The things that went wrong have gone wrong before, so it’s not exactly wholly unexpected. But the disappointment of it all was so strong and my lack of imagination was so complete, that I just could not fathom another shitty run. I had also been in pain for 6 hours already, and the thought of another 5-6 hours of pain was just too much to bear at that moment. I had left disaster planning up to chance–and when I am tired and miserable, it’s all too easy to just give up.

Frankly, I didn’t even feel as bad as I had at Ironman Arizona or Santa Rosa! But my goal was to race, not to “just finish”. But I forgot how horrible it feels (later) to quit–to have to explain yourself and tell everyone you quit. I would rather go back and cry myself through 6 hours of painful run walking then tell people I quit.

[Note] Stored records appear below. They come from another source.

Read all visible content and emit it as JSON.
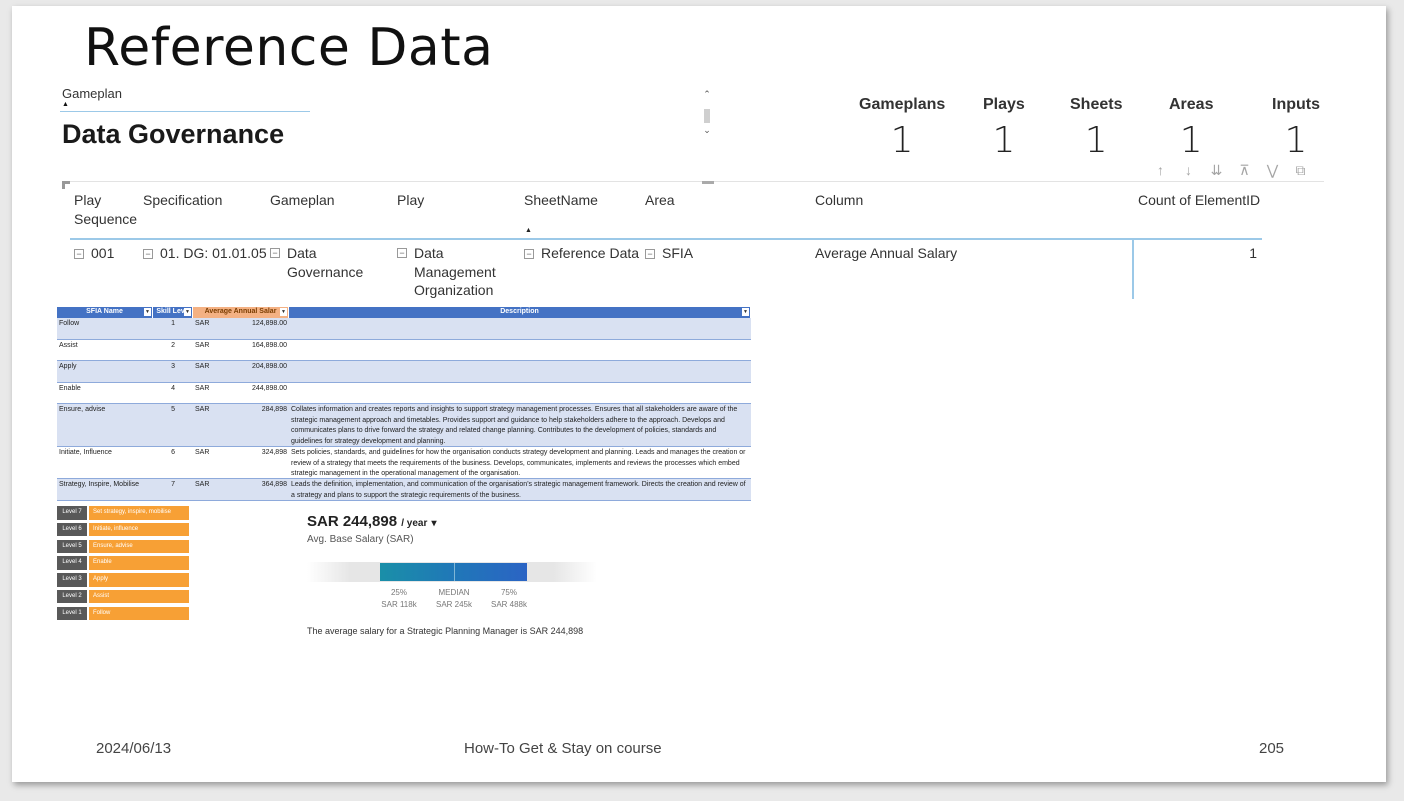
{
  "slide": {
    "title": "Reference Data"
  },
  "slicer": {
    "label": "Gameplan",
    "value": "Data Governance"
  },
  "cards": [
    {
      "label": "Gameplans",
      "value": "1"
    },
    {
      "label": "Plays",
      "value": "1"
    },
    {
      "label": "Sheets",
      "value": "1"
    },
    {
      "label": "Areas",
      "value": "1"
    },
    {
      "label": "Inputs",
      "value": "1"
    }
  ],
  "toolbar_icons": [
    "arrow-up-icon",
    "arrow-down-icon",
    "expand-down-icon",
    "hierarchy-icon",
    "filter-icon",
    "focus-mode-icon"
  ],
  "matrix": {
    "headers": [
      "Play Sequence",
      "Specification",
      "Gameplan",
      "Play",
      "SheetName",
      "Area",
      "Column",
      "Count of ElementID"
    ],
    "row": {
      "sequence": "001",
      "specification": "01. DG: 01.01.05",
      "gameplan": "Data Governance",
      "play": "Data Management Organization",
      "sheetname": "Reference Data",
      "area": "SFIA",
      "column": "Average Annual Salary",
      "count": "1"
    }
  },
  "excel": {
    "headers": [
      "SFIA Name",
      "Skill Leve",
      "Average Annual Salar",
      "Description"
    ],
    "rows": [
      {
        "name": "Follow",
        "level": "1",
        "cur": "SAR",
        "amount": "124,898.00",
        "desc": ""
      },
      {
        "name": "Assist",
        "level": "2",
        "cur": "SAR",
        "amount": "164,898.00",
        "desc": ""
      },
      {
        "name": "Apply",
        "level": "3",
        "cur": "SAR",
        "amount": "204,898.00",
        "desc": ""
      },
      {
        "name": "Enable",
        "level": "4",
        "cur": "SAR",
        "amount": "244,898.00",
        "desc": ""
      },
      {
        "name": "Ensure, advise",
        "level": "5",
        "cur": "SAR",
        "amount": "284,898",
        "desc": "Collates information and creates reports and insights to support strategy management processes. Ensures that all stakeholders are aware of the strategic management approach and timetables. Provides support and guidance to help stakeholders adhere to the approach. Develops and communicates plans to drive forward the strategy and related change planning. Contributes to the development of policies, standards and guidelines for strategy development and planning."
      },
      {
        "name": "Initiate, Influence",
        "level": "6",
        "cur": "SAR",
        "amount": "324,898",
        "desc": "Sets policies, standards, and guidelines for how the organisation conducts strategy development and planning. Leads and manages the creation or review of a strategy that meets the requirements of the business. Develops, communicates, implements and reviews the processes which embed strategic management in the operational management of the organisation."
      },
      {
        "name": "Strategy, Inspire, Mobilise",
        "level": "7",
        "cur": "SAR",
        "amount": "364,898",
        "desc": "Leads the definition, implementation, and communication of the organisation's strategic management framework. Directs the creation and review of a strategy and plans to support the strategic requirements of the business."
      }
    ]
  },
  "ladder": [
    {
      "level": "Level 7",
      "text": "Set strategy, inspire, mobilise"
    },
    {
      "level": "Level 6",
      "text": "Initiate, influence"
    },
    {
      "level": "Level 5",
      "text": "Ensure, advise"
    },
    {
      "level": "Level 4",
      "text": "Enable"
    },
    {
      "level": "Level 3",
      "text": "Apply"
    },
    {
      "level": "Level 2",
      "text": "Assist"
    },
    {
      "level": "Level 1",
      "text": "Follow"
    }
  ],
  "salary": {
    "amount": "SAR 244,898",
    "period": "/ year",
    "subtitle": "Avg. Base Salary (SAR)",
    "p25_label": "25%",
    "p25_value": "SAR 118k",
    "median_label": "MEDIAN",
    "median_value": "SAR 245k",
    "p75_label": "75%",
    "p75_value": "SAR 488k",
    "note": "The average salary for a Strategic Planning Manager is SAR 244,898"
  },
  "footer": {
    "date": "2024/06/13",
    "center": "How-To Get & Stay on course",
    "page": "205"
  }
}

Lesson: Plan for the worst, hope for the best

I should have forced myself to run between the aid stations, and forced myself to take in nutrition. If that didn’t work, I should have instituted a run/walk program (run 3 minutes, walk 3 minutes, etc). I needed to take emotions and “what do I feel like in this moment” out of the equation, because of course it all feels bad so feelings are irrelevant. I should have decided ahead of time that I always finish no matter what. Or not. The point being that I should have decided that ahead of time. I don’t want to be making on the fly decisions, because on 3 hours of sleep and nothing left in the tank, my brain is not exactly on top of things.

What’s Next

After the race, all four of us were convinced we were never racing an Ironman again. 2 days later I was checking out Airbnbs for Ironman Penticton in August. So who TF knows.